Korea does not stand at the top of the pyramid of world knowledge. It is making an arduous climb toward the summit. In this case, we need a double tactic. If we want to climb to the top, we must become capable of producing the type of knowledge that the world will want to consume. In order to do so, we must learn to speak our own language perfectly in order to express our thoughts at a world-class level.
Studying for the Toefl or practicing daily English won’t help our students produce world-class knowledge. A shallow knowledge of English is not enough to produce any depth of thought. English is a necessary condition, but it is not enough to enable us to acquire a place in the world of intellectual analysis and imagination.
At the same time, we must learn and develop the history of our own thoughts and actions as Koreans based on our elementary grounding in China’s 13 classics and 25 histories. We must build a pyramid of Korean-style world knowledge by studying the subjects needed for producing world-class knowledge ― based on a thorough understanding of both East and West.
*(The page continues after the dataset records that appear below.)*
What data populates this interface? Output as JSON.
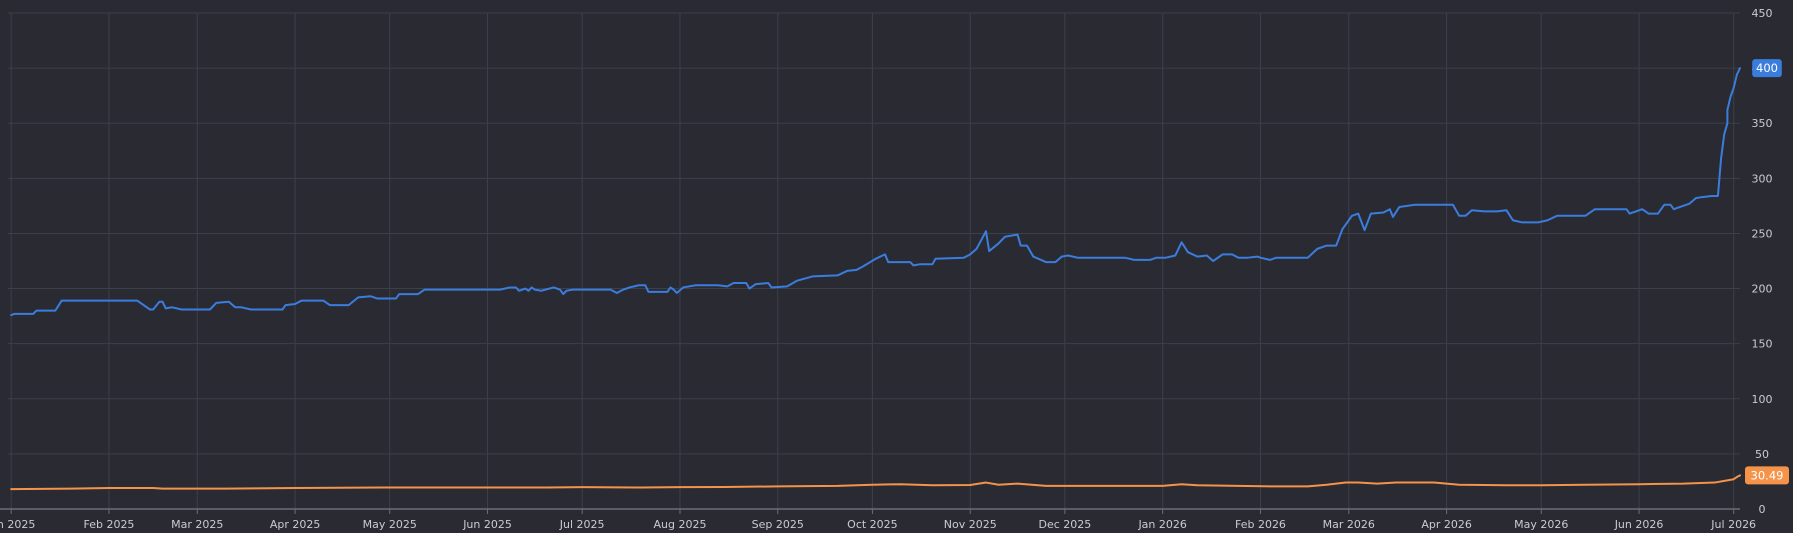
{
  "chart_data": {
    "type": "line",
    "title": "",
    "xlabel": "",
    "ylabel": "",
    "ylim": [
      0,
      450
    ],
    "y_ticks": [
      0,
      50,
      100,
      150,
      200,
      250,
      300,
      350,
      400,
      450
    ],
    "x_domain": [
      "2024-12-31",
      "2026-07-03"
    ],
    "x_ticks": [
      {
        "date": "2025-01-01",
        "label": "Jan 2025"
      },
      {
        "date": "2025-02-01",
        "label": "Feb 2025"
      },
      {
        "date": "2025-03-01",
        "label": "Mar 2025"
      },
      {
        "date": "2025-04-01",
        "label": "Apr 2025"
      },
      {
        "date": "2025-05-01",
        "label": "May 2025"
      },
      {
        "date": "2025-06-01",
        "label": "Jun 2025"
      },
      {
        "date": "2025-07-01",
        "label": "Jul 2025"
      },
      {
        "date": "2025-08-01",
        "label": "Aug 2025"
      },
      {
        "date": "2025-09-01",
        "label": "Sep 2025"
      },
      {
        "date": "2025-10-01",
        "label": "Oct 2025"
      },
      {
        "date": "2025-11-01",
        "label": "Nov 2025"
      },
      {
        "date": "2025-12-01",
        "label": "Dec 2025"
      },
      {
        "date": "2026-01-01",
        "label": "Jan 2026"
      },
      {
        "date": "2026-02-01",
        "label": "Feb 2026"
      },
      {
        "date": "2026-03-01",
        "label": "Mar 2026"
      },
      {
        "date": "2026-04-01",
        "label": "Apr 2026"
      },
      {
        "date": "2026-05-01",
        "label": "May 2026"
      },
      {
        "date": "2026-06-01",
        "label": "Jun 2026"
      },
      {
        "date": "2026-07-01",
        "label": "Jul 2026"
      }
    ],
    "grid": true,
    "y_axis_position": "right",
    "colors": {
      "background": "#2a2a33",
      "grid": "#3d3f49",
      "axis": "#6b6e78"
    },
    "series": [
      {
        "color": "#3b7ddd",
        "last_value_label": "400",
        "points": [
          [
            "2025-01-01",
            176
          ],
          [
            "2025-01-02",
            177
          ],
          [
            "2025-01-08",
            177
          ],
          [
            "2025-01-09",
            180
          ],
          [
            "2025-01-15",
            180
          ],
          [
            "2025-01-17",
            189
          ],
          [
            "2025-01-31",
            189
          ],
          [
            "2025-02-10",
            189
          ],
          [
            "2025-02-14",
            181
          ],
          [
            "2025-02-15",
            181
          ],
          [
            "2025-02-17",
            188
          ],
          [
            "2025-02-18",
            188
          ],
          [
            "2025-02-19",
            182
          ],
          [
            "2025-02-21",
            183
          ],
          [
            "2025-02-24",
            181
          ],
          [
            "2025-03-05",
            181
          ],
          [
            "2025-03-07",
            187
          ],
          [
            "2025-03-11",
            188
          ],
          [
            "2025-03-13",
            183
          ],
          [
            "2025-03-15",
            183
          ],
          [
            "2025-03-18",
            181
          ],
          [
            "2025-03-28",
            181
          ],
          [
            "2025-03-29",
            185
          ],
          [
            "2025-04-01",
            186
          ],
          [
            "2025-04-03",
            189
          ],
          [
            "2025-04-10",
            189
          ],
          [
            "2025-04-12",
            185
          ],
          [
            "2025-04-18",
            185
          ],
          [
            "2025-04-21",
            192
          ],
          [
            "2025-04-25",
            193
          ],
          [
            "2025-04-27",
            191
          ],
          [
            "2025-05-03",
            191
          ],
          [
            "2025-05-04",
            195
          ],
          [
            "2025-05-10",
            195
          ],
          [
            "2025-05-12",
            199
          ],
          [
            "2025-05-20",
            199
          ],
          [
            "2025-06-01",
            199
          ],
          [
            "2025-06-05",
            199
          ],
          [
            "2025-06-08",
            201
          ],
          [
            "2025-06-10",
            201
          ],
          [
            "2025-06-11",
            198
          ],
          [
            "2025-06-13",
            200
          ],
          [
            "2025-06-14",
            198
          ],
          [
            "2025-06-15",
            201
          ],
          [
            "2025-06-16",
            199
          ],
          [
            "2025-06-18",
            198
          ],
          [
            "2025-06-22",
            201
          ],
          [
            "2025-06-24",
            199
          ],
          [
            "2025-06-25",
            195
          ],
          [
            "2025-06-26",
            198
          ],
          [
            "2025-06-28",
            199
          ],
          [
            "2025-07-10",
            199
          ],
          [
            "2025-07-12",
            196
          ],
          [
            "2025-07-14",
            199
          ],
          [
            "2025-07-16",
            201
          ],
          [
            "2025-07-19",
            203
          ],
          [
            "2025-07-21",
            203
          ],
          [
            "2025-07-22",
            197
          ],
          [
            "2025-07-28",
            197
          ],
          [
            "2025-07-29",
            201
          ],
          [
            "2025-07-30",
            199
          ],
          [
            "2025-07-31",
            196
          ],
          [
            "2025-08-02",
            201
          ],
          [
            "2025-08-06",
            203
          ],
          [
            "2025-08-13",
            203
          ],
          [
            "2025-08-16",
            202
          ],
          [
            "2025-08-18",
            205
          ],
          [
            "2025-08-22",
            205
          ],
          [
            "2025-08-23",
            200
          ],
          [
            "2025-08-25",
            204
          ],
          [
            "2025-08-29",
            205
          ],
          [
            "2025-08-30",
            201
          ],
          [
            "2025-09-04",
            202
          ],
          [
            "2025-09-07",
            207
          ],
          [
            "2025-09-12",
            211
          ],
          [
            "2025-09-20",
            212
          ],
          [
            "2025-09-23",
            216
          ],
          [
            "2025-09-26",
            217
          ],
          [
            "2025-09-28",
            220
          ],
          [
            "2025-10-02",
            227
          ],
          [
            "2025-10-05",
            231
          ],
          [
            "2025-10-06",
            224
          ],
          [
            "2025-10-13",
            224
          ],
          [
            "2025-10-14",
            221
          ],
          [
            "2025-10-16",
            222
          ],
          [
            "2025-10-20",
            222
          ],
          [
            "2025-10-21",
            227
          ],
          [
            "2025-10-30",
            228
          ],
          [
            "2025-11-01",
            231
          ],
          [
            "2025-11-03",
            236
          ],
          [
            "2025-11-06",
            252
          ],
          [
            "2025-11-07",
            234
          ],
          [
            "2025-11-10",
            241
          ],
          [
            "2025-11-12",
            247
          ],
          [
            "2025-11-16",
            249
          ],
          [
            "2025-11-17",
            239
          ],
          [
            "2025-11-19",
            239
          ],
          [
            "2025-11-21",
            229
          ],
          [
            "2025-11-25",
            224
          ],
          [
            "2025-11-28",
            224
          ],
          [
            "2025-11-30",
            229
          ],
          [
            "2025-12-02",
            230
          ],
          [
            "2025-12-05",
            228
          ],
          [
            "2025-12-20",
            228
          ],
          [
            "2025-12-23",
            226
          ],
          [
            "2025-12-28",
            226
          ],
          [
            "2025-12-30",
            228
          ],
          [
            "2026-01-02",
            228
          ],
          [
            "2026-01-05",
            230
          ],
          [
            "2026-01-07",
            242
          ],
          [
            "2026-01-09",
            233
          ],
          [
            "2026-01-12",
            229
          ],
          [
            "2026-01-15",
            230
          ],
          [
            "2026-01-17",
            225
          ],
          [
            "2026-01-20",
            231
          ],
          [
            "2026-01-23",
            231
          ],
          [
            "2026-01-25",
            228
          ],
          [
            "2026-01-28",
            228
          ],
          [
            "2026-01-31",
            229
          ],
          [
            "2026-02-01",
            228
          ],
          [
            "2026-02-04",
            226
          ],
          [
            "2026-02-06",
            228
          ],
          [
            "2026-02-16",
            228
          ],
          [
            "2026-02-19",
            236
          ],
          [
            "2026-02-22",
            239
          ],
          [
            "2026-02-25",
            239
          ],
          [
            "2026-02-27",
            254
          ],
          [
            "2026-03-02",
            266
          ],
          [
            "2026-03-04",
            268
          ],
          [
            "2026-03-06",
            253
          ],
          [
            "2026-03-08",
            268
          ],
          [
            "2026-03-12",
            269
          ],
          [
            "2026-03-14",
            272
          ],
          [
            "2026-03-15",
            265
          ],
          [
            "2026-03-17",
            274
          ],
          [
            "2026-03-22",
            276
          ],
          [
            "2026-03-28",
            276
          ],
          [
            "2026-03-30",
            276
          ],
          [
            "2026-04-03",
            276
          ],
          [
            "2026-04-05",
            266
          ],
          [
            "2026-04-07",
            266
          ],
          [
            "2026-04-09",
            271
          ],
          [
            "2026-04-13",
            270
          ],
          [
            "2026-04-17",
            270
          ],
          [
            "2026-04-20",
            271
          ],
          [
            "2026-04-22",
            262
          ],
          [
            "2026-04-25",
            260
          ],
          [
            "2026-04-30",
            260
          ],
          [
            "2026-05-03",
            262
          ],
          [
            "2026-05-06",
            266
          ],
          [
            "2026-05-12",
            266
          ],
          [
            "2026-05-15",
            266
          ],
          [
            "2026-05-18",
            272
          ],
          [
            "2026-05-22",
            272
          ],
          [
            "2026-05-25",
            272
          ],
          [
            "2026-05-28",
            272
          ],
          [
            "2026-05-29",
            268
          ],
          [
            "2026-05-31",
            270
          ],
          [
            "2026-06-02",
            272
          ],
          [
            "2026-06-04",
            268
          ],
          [
            "2026-06-07",
            268
          ],
          [
            "2026-06-09",
            276
          ],
          [
            "2026-06-11",
            276
          ],
          [
            "2026-06-12",
            272
          ],
          [
            "2026-06-14",
            274
          ],
          [
            "2026-06-17",
            277
          ],
          [
            "2026-06-19",
            282
          ],
          [
            "2026-06-21",
            283
          ],
          [
            "2026-06-24",
            284
          ],
          [
            "2026-06-26",
            284
          ],
          [
            "2026-06-27",
            318
          ],
          [
            "2026-06-28",
            340
          ],
          [
            "2026-06-29",
            350
          ],
          [
            "2026-06-29",
            362
          ],
          [
            "2026-06-30",
            374
          ],
          [
            "2026-07-01",
            382
          ],
          [
            "2026-07-02",
            394
          ],
          [
            "2026-07-03",
            400
          ]
        ]
      },
      {
        "color": "#f6934a",
        "last_value_label": "30.49",
        "points": [
          [
            "2025-01-01",
            18
          ],
          [
            "2025-01-20",
            18.5
          ],
          [
            "2025-02-01",
            19
          ],
          [
            "2025-02-15",
            19
          ],
          [
            "2025-02-18",
            18.5
          ],
          [
            "2025-03-10",
            18.5
          ],
          [
            "2025-04-01",
            19
          ],
          [
            "2025-05-01",
            19.5
          ],
          [
            "2025-06-01",
            19.5
          ],
          [
            "2025-06-20",
            19.5
          ],
          [
            "2025-07-01",
            19.8
          ],
          [
            "2025-07-20",
            19.5
          ],
          [
            "2025-08-01",
            19.8
          ],
          [
            "2025-08-15",
            20
          ],
          [
            "2025-09-01",
            20.5
          ],
          [
            "2025-09-20",
            21
          ],
          [
            "2025-10-01",
            22
          ],
          [
            "2025-10-10",
            22.5
          ],
          [
            "2025-10-20",
            21.5
          ],
          [
            "2025-11-01",
            21.8
          ],
          [
            "2025-11-06",
            24
          ],
          [
            "2025-11-10",
            22
          ],
          [
            "2025-11-16",
            23
          ],
          [
            "2025-11-25",
            21
          ],
          [
            "2025-12-01",
            21
          ],
          [
            "2025-12-20",
            21
          ],
          [
            "2026-01-01",
            21
          ],
          [
            "2026-01-07",
            22.5
          ],
          [
            "2026-01-12",
            21.5
          ],
          [
            "2026-01-25",
            21
          ],
          [
            "2026-02-05",
            20.5
          ],
          [
            "2026-02-16",
            20.5
          ],
          [
            "2026-02-22",
            22
          ],
          [
            "2026-02-28",
            24
          ],
          [
            "2026-03-04",
            24
          ],
          [
            "2026-03-10",
            23
          ],
          [
            "2026-03-16",
            24
          ],
          [
            "2026-03-28",
            24
          ],
          [
            "2026-04-05",
            22
          ],
          [
            "2026-04-20",
            21.5
          ],
          [
            "2026-05-01",
            21.5
          ],
          [
            "2026-05-15",
            22
          ],
          [
            "2026-06-01",
            22.5
          ],
          [
            "2026-06-15",
            23
          ],
          [
            "2026-06-25",
            24
          ],
          [
            "2026-07-01",
            27
          ],
          [
            "2026-07-02",
            29
          ],
          [
            "2026-07-03",
            30.49
          ]
        ]
      }
    ]
  }
}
Along with the tactic for producing, we must provide the means for exchanging and consuming. An indiscriminate expansion of the number of English courses is not the answer. We must make sure that the courses taught in English are taught by carefully selected professors who can speak English as fluently or almost as fluently as natives.
The globalization of our university education will be completed when the bright young minds of Korea don’t need to be educated in U.S. schools and are instead able to develop world-class thinking perfectly in their native language and at the same time freely come and go between the East and the West to come in contact with the world’s best thoughts and actions.
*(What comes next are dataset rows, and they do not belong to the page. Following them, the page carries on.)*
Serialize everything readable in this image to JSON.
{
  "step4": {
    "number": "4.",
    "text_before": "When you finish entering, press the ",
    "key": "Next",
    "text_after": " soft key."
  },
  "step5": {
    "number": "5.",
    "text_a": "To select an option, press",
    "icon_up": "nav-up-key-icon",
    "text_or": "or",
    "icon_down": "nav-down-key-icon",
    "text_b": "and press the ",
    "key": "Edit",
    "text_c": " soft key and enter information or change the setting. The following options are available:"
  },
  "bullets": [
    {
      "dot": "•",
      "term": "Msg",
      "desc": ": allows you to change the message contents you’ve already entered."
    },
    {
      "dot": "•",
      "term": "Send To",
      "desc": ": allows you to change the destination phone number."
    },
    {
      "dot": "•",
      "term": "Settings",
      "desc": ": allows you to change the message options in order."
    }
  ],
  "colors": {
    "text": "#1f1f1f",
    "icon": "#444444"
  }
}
The true globalization of our university education system is not in entrusting our students to foreign education but grafting foreign education to our domestic education.
Unfortunately, the reality is very gloomy. No matter how well they are educated, scholars with doctoral degrees from domestic schools face invisible discrimination compared to those who received their degrees abroad. In order for our schools to become properly globalized, we must make our domestic scholars stars in the domestic academic scene and further on in Asia and the world. The answer is simple. The Korea Research Foundation should give competent scholars with domestic doctoral degrees the chance of permanent employment. Then young scholars with the ability to produce knowledge will not have to worry about their livelihood and studying abroad and will concentrate on producing Korean-style world knowledge. The days when we will see the Won-hyo, Ji-nul and Twe-gye of the 21st century are not far away.
Even today, numerous young students from elementary to high school, as well as university students, are leaving home to study in America. In order to help them become winners in the composite of two cultures, who can successfully contribute to the pyramid of world knowledge, we must see to it that our domestic schools are properly globalized as soon as possible.

*The writer is a professor of international relations at Seoul National University. Translation by the JoongAng Daily staff.